Changing consumer attitudes
The rising population of India, growing urbanization and increasing disposable income has resulted in an increased consumer base for OTC products. The number of key consumers of OTC drugs, the middle class population, is growing rapidly, driving the growth of the OTC market in India. In urban India, contemporary lifestyle trends, international exposure and growing interest in personal appearance has resulted in an increased consumption of niche OTC products such as vitamins, minerals and weight loss products. In rural India, the lack of appropriate medical facilities, rising medical expenditure, increased availability and accessibility has led to the increased consumption of OTC medicines for minor ailments such as coughs and colds. Most of the expenditure on healthcare in India is primarily out of pocket, which also contributes to the growing preference for OTC products.
Widening distribution channels
A rapid expansion of the OTC market in India has resulted in significant changes to the distribution model. While in urban areas there has been a surge of branded pharmacy chains, alternative distribution channels such as grocery shops are helping to drive OTC drug sales in rural areas. These stores stock OTC products including Ayurvedic treatments, cough and cold treatments, anti-allergic balms and low-dosage non-steroidal anti-inflammatory drugs (NSAIDs). The government is also keen to widen the availability of OTC products to outlets other than pharmacies, and in 2005 the Organization of Pharmaceutical Producers of India (OPPI) went as far as to suggest selling them in post offices.
Liberal regulatory guidelines for OTC
The term OTC does not have any legal validity in India; rather, any drug that is not listed as prescription-only is considered to be OTC. Thus, the regulatory framework for OTC is not very stringent—the Ayurvedic class of medicines does not even have a regulatory structure for pricing—which is an important factor driving the growth of the OTC market. Against this backdrop, the OTC Committee of the OPPI is instrumental in the promotion of responsible self-medication with an aim to growing the OTC sector. OPPI also aims to promote the accessibility of OTC products and increase awareness of the importance of responsible self-medication, with regulatory support from the Indian government.
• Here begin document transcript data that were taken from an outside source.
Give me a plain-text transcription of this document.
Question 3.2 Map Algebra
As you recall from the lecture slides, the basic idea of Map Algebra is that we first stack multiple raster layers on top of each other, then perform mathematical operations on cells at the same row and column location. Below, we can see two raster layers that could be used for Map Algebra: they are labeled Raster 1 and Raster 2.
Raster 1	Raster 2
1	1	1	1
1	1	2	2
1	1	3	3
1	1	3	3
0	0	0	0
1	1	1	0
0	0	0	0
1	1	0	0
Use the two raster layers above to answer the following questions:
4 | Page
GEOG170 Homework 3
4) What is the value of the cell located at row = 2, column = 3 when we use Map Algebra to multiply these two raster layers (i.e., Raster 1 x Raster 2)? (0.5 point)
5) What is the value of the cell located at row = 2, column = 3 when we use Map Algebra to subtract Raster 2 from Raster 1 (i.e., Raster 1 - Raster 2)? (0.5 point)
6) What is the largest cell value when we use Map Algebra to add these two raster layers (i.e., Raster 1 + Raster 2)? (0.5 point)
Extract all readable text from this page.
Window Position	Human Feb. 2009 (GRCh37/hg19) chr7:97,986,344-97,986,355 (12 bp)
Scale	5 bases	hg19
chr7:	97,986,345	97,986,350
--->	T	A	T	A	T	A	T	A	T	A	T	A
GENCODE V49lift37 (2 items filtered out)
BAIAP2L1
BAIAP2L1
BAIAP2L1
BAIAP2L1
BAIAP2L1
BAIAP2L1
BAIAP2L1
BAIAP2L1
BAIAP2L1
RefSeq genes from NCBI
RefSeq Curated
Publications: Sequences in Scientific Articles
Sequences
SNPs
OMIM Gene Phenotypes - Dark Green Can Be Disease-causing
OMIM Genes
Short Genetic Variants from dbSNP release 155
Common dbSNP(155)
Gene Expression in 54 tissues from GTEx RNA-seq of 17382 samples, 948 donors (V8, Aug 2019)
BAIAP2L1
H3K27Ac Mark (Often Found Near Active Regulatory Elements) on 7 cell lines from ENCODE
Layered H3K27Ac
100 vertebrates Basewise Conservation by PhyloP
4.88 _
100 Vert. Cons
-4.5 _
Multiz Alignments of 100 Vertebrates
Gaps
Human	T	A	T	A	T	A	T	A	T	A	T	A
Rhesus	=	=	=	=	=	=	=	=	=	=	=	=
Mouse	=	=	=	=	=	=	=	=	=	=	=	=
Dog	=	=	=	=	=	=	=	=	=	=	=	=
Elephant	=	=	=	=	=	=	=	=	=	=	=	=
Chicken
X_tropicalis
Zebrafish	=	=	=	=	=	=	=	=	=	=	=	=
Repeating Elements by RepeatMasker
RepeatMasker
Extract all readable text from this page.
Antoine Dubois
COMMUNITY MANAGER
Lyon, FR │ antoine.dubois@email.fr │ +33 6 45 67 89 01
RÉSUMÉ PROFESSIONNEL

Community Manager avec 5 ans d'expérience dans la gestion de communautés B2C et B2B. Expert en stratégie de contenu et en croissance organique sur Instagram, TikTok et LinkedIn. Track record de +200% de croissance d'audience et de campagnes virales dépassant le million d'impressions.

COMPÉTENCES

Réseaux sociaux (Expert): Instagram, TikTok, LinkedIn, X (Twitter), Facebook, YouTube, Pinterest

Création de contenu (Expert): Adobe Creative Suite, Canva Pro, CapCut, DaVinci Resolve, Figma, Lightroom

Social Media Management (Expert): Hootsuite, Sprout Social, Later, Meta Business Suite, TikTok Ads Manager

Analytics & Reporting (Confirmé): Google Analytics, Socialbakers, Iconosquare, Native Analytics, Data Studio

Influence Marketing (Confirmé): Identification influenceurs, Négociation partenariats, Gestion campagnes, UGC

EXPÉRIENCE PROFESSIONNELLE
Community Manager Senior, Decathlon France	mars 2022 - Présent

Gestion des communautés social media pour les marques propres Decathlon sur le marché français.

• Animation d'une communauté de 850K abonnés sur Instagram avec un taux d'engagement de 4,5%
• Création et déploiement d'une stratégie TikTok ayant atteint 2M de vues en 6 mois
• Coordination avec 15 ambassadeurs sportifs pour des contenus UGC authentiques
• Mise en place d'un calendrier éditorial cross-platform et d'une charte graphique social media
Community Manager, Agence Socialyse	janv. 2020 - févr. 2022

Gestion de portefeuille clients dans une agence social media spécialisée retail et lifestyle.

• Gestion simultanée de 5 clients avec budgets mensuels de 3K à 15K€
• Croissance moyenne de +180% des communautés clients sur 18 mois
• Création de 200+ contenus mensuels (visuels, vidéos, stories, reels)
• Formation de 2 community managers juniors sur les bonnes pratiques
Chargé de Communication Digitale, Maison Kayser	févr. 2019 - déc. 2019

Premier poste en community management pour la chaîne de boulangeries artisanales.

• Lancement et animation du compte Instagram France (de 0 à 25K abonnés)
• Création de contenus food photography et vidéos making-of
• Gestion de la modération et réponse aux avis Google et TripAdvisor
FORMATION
Product availability at different price points
In India, OTC products have always been considered to be targeted toward the urban population. As a result, OTC products have struggled to penetrate the rural markets. Most of the leading companies now offer products at all price points to capture all segments of the population. Moreover, many companies are launching products specifically targeting the rural market, such as the 'sachet' concept for OTC products (inspired by similar strategies in the consumer goods sector). For example, Paras Pharmaceuticals has introduced smaller pack sizes of pain balms for a lower price to drive rural consumption. Going forward, the spread of products across the entire price spectrum will contribute to the growth of the OTC market in India.
Higher margins in OTC

Higher profit margins in OTC products are driving companies to enter the OTC market in India. The profit margins for OTC products are over 20%, while for prescription products they range from 15% to 20%, making OTC more profitable for companies. As OTC retail is very fragmented and unregulated, grocers' margins are much poorer than those of the pharmacists. Moreover, pharmacists are becoming very demanding and expect higher incentives and enhanced partnerships in marketing activities, which has led manufacturers to a shift to other distribution channels than the pharmacies.